I still remember his first vacation homework when he was required to colour 10 sheets and after a week of trying and wasting some 5 copies of his homework, I believed that finishing homework at this pace was an unending, daunting task. Most of the parents advised me that he will grow up to learn. Giving him time and space was the only advice all the parents give these days for all the problems in hand. Not walking yet? Give time. Not speaking yet? Give time, he will learn naturally. Throwing tantrums? Give him time and he would learn naturally. I waited for a month, thinking a fairy would come down with her magic wand and put things into place. I believed all those experienced souls and thought that I can sit back and relax.
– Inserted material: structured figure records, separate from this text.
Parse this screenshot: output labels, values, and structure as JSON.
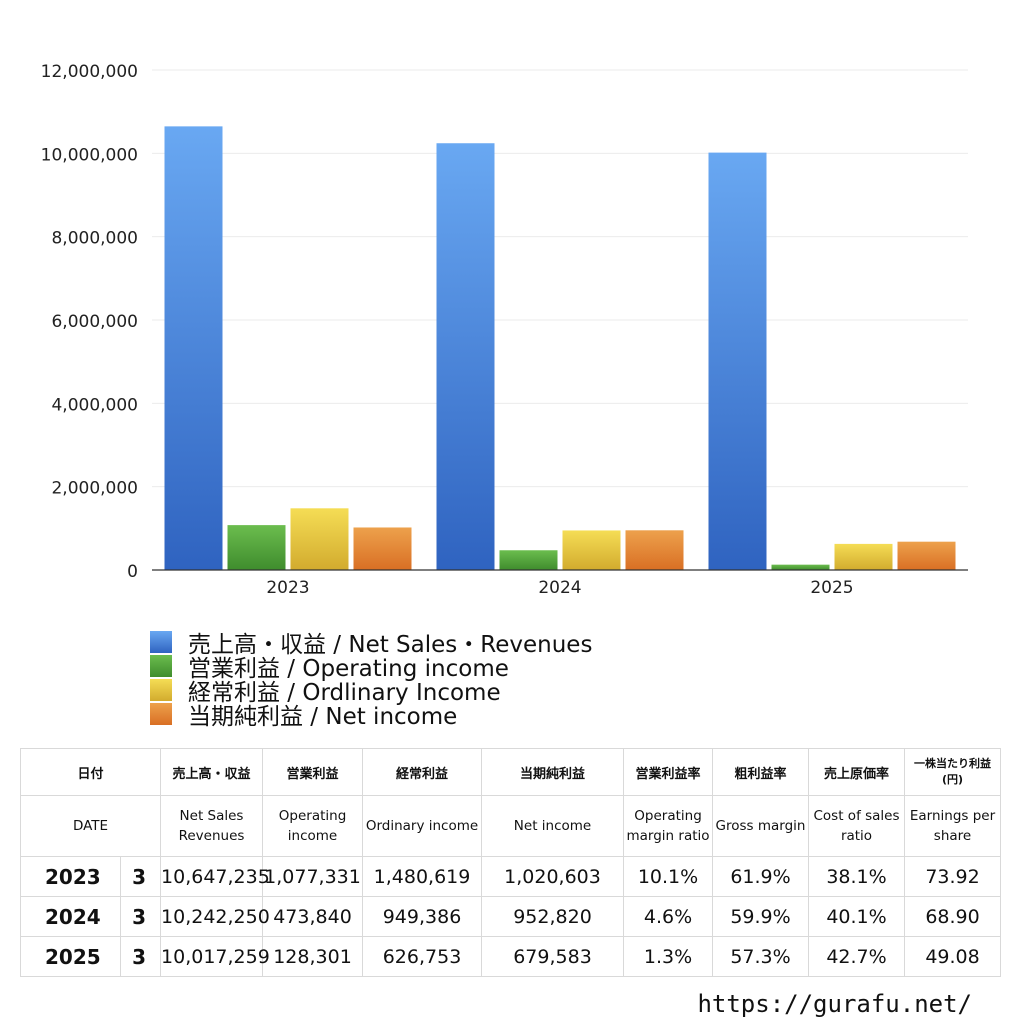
{
  "chart_data": {
    "type": "bar",
    "categories": [
      "2023",
      "2024",
      "2025"
    ],
    "series": [
      {
        "name": "売上高・収益 / Net Sales・Revenues",
        "values": [
          10647235,
          10242250,
          10017259
        ],
        "color": "#3a7bd5"
      },
      {
        "name": "営業利益 / Operating income",
        "values": [
          1077331,
          473840,
          128301
        ],
        "color": "#4f9e3a"
      },
      {
        "name": "経常利益 / Ordlinary Income",
        "values": [
          1480619,
          949386,
          626753
        ],
        "color": "#e0c43a"
      },
      {
        "name": "当期純利益 / Net income",
        "values": [
          1020603,
          952820,
          679583
        ],
        "color": "#e07b2e"
      }
    ],
    "ylim": [
      0,
      12000000
    ],
    "yticks": [
      "0",
      "2,000,000",
      "4,000,000",
      "6,000,000",
      "8,000,000",
      "10,000,000",
      "12,000,000"
    ],
    "grid": true,
    "legend_position": "bottom-left"
  },
  "table": {
    "headers_jp": [
      "日付",
      "売上高・収益",
      "営業利益",
      "経常利益",
      "当期純利益",
      "営業利益率",
      "粗利益率",
      "売上原価率",
      "一株当たり利益(円)"
    ],
    "headers_en": [
      "DATE",
      "Net Sales Revenues",
      "Operating income",
      "Ordinary income",
      "Net income",
      "Operating margin ratio",
      "Gross margin",
      "Cost of sales ratio",
      "Earnings per share"
    ],
    "rows": [
      {
        "year": "2023",
        "month": "3",
        "sales": "10,647,235",
        "op": "1,077,331",
        "ord": "1,480,619",
        "net": "1,020,603",
        "opm": "10.1%",
        "gross": "61.9%",
        "cost": "38.1%",
        "eps": "73.92"
      },
      {
        "year": "2024",
        "month": "3",
        "sales": "10,242,250",
        "op": "473,840",
        "ord": "949,386",
        "net": "952,820",
        "opm": "4.6%",
        "gross": "59.9%",
        "cost": "40.1%",
        "eps": "68.90"
      },
      {
        "year": "2025",
        "month": "3",
        "sales": "10,017,259",
        "op": "128,301",
        "ord": "626,753",
        "net": "679,583",
        "opm": "1.3%",
        "gross": "57.3%",
        "cost": "42.7%",
        "eps": "49.08"
      }
    ]
  },
  "footer": {
    "url": "https://gurafu.net/"
  }
}
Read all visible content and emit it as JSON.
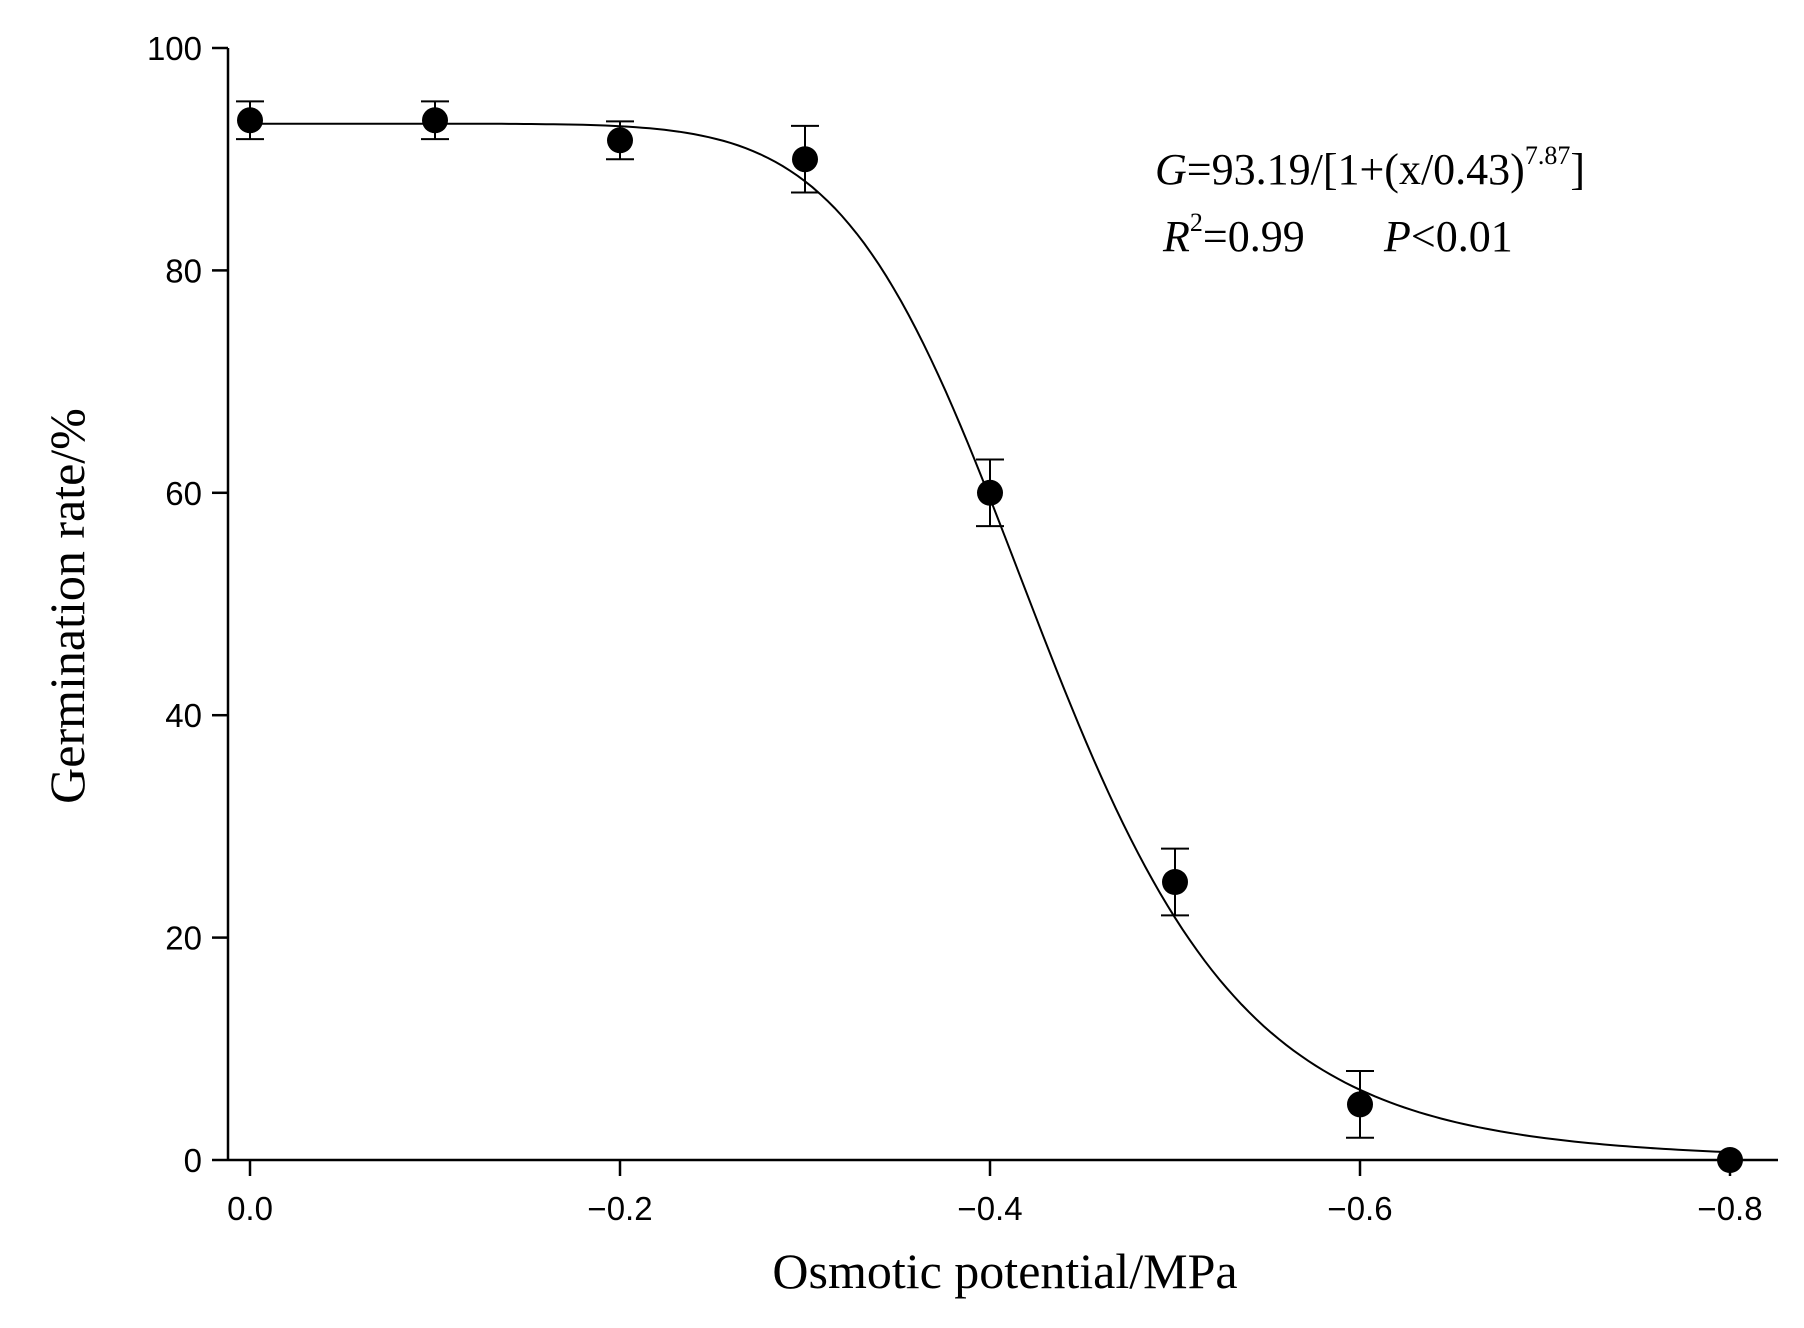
{
  "chart_data": {
    "type": "scatter",
    "title": "",
    "xlabel": "Osmotic potential/MPa",
    "ylabel": "Germination rate/%",
    "xlim": [
      0.0,
      -0.8
    ],
    "ylim": [
      0,
      100
    ],
    "x_ticks": [
      0.0,
      -0.2,
      -0.4,
      -0.6,
      -0.8
    ],
    "x_tick_labels": [
      "0.0",
      "−0.2",
      "−0.4",
      "−0.6",
      "−0.8"
    ],
    "y_ticks": [
      0,
      20,
      40,
      60,
      80,
      100
    ],
    "y_tick_labels": [
      "0",
      "20",
      "40",
      "60",
      "80",
      "100"
    ],
    "grid": false,
    "series": [
      {
        "name": "Germination rate",
        "x": [
          0.0,
          -0.1,
          -0.2,
          -0.3,
          -0.4,
          -0.5,
          -0.6,
          -0.8
        ],
        "y": [
          93.5,
          93.5,
          91.7,
          90.0,
          60.0,
          25.0,
          5.0,
          0.0
        ],
        "error": [
          1.7,
          1.7,
          1.7,
          3.0,
          3.0,
          3.0,
          3.0,
          0.0
        ]
      }
    ],
    "fit": {
      "model": "G=a/[1+(x/b)^c]",
      "a": 93.19,
      "b": 0.43,
      "c": 7.87
    },
    "annotation": {
      "line1_var": "G",
      "line1_text": "=93.19/[1+(x/0.43)",
      "line1_exp": "7.87",
      "line1_end": "]",
      "line2_var": "R",
      "line2_sup": "2",
      "line2_text": "=0.99",
      "line2_pvar": "P",
      "line2_ptext": "<0.01"
    }
  }
}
I waited for a month and saw absolutely no improvement in him. He continued to scribble. I knew it’s not going to work. So I pulled up my socks and started trying different methods. I introduced him to finger painting, watercolors, different brushes, leaf twigs, earbuds and what not. Finally, he found his solace in watercolors and I found mine. The vacation homework was finished but crayons were still out of the scene. I got quite many coloring books for him when we went to his nana’s place and everybody was like, “Keep them aside. He will anyways waste all the pages by painting them all over monochromatically. Give them when he learns to color.”
But I believed that introducing crayons to him, guiding him time and again would help him. We tried, spilled colours, painted the sheets black or just coloured a few strokes, but we did colour something every day. From as little as 10 seconds to as much as he enjoyed doing. He turned repulsive and I cajoled him, he shouted and listened. We did everything and finally after a year, from his patience level of just 10 seconds to 30minutes, we came a long way. Today my son won a colouring competition and even bagged a trophy for the 1st prize. It’s his first victory of many more to come. But this victory is special to me for all the good reasons, a day I will cherish for a lifetime.
And this day reinstates the fact that we need to try and try till we achieve. Parents have a major role in natural learning of kids. Natural learning emphasised on understanding the importance of each child’s unique and individual journey. Best learning happens when children follow their interests and accordingly use their skills.
So my advice to all the parents is that don’t force your kids. Don’t push them. Don’t beat them with a blackmailing stick.. But just don’t keep waiting for the right age and the divine time. The time is now and it is always a good idea to introduce your kids to various activities. Keep introducing new techniques to them.. Keep buying new games for them. Don’t restrict yourself to the age-specific activities. My 4-year-old son enjoys the shapes puzzles meant for 1 year old and also enjoys the jigsaw puzzles for 6-year-old. It is all about developing your kid’s interests. Until you take him to the park, he will never realize the beauty of flowers and trees. Till you take him to the terrace in the night, he will never enjoy gazing at the twinkling stars and constellations.
Parents today are facilitators and our job is to stimulate the natural learning capacities of our children. The rest is up to our kids to discover and develop their skills. They will definitely learn and they will definitely develop their interests. Things don’t happen on their own, we have to make them happen.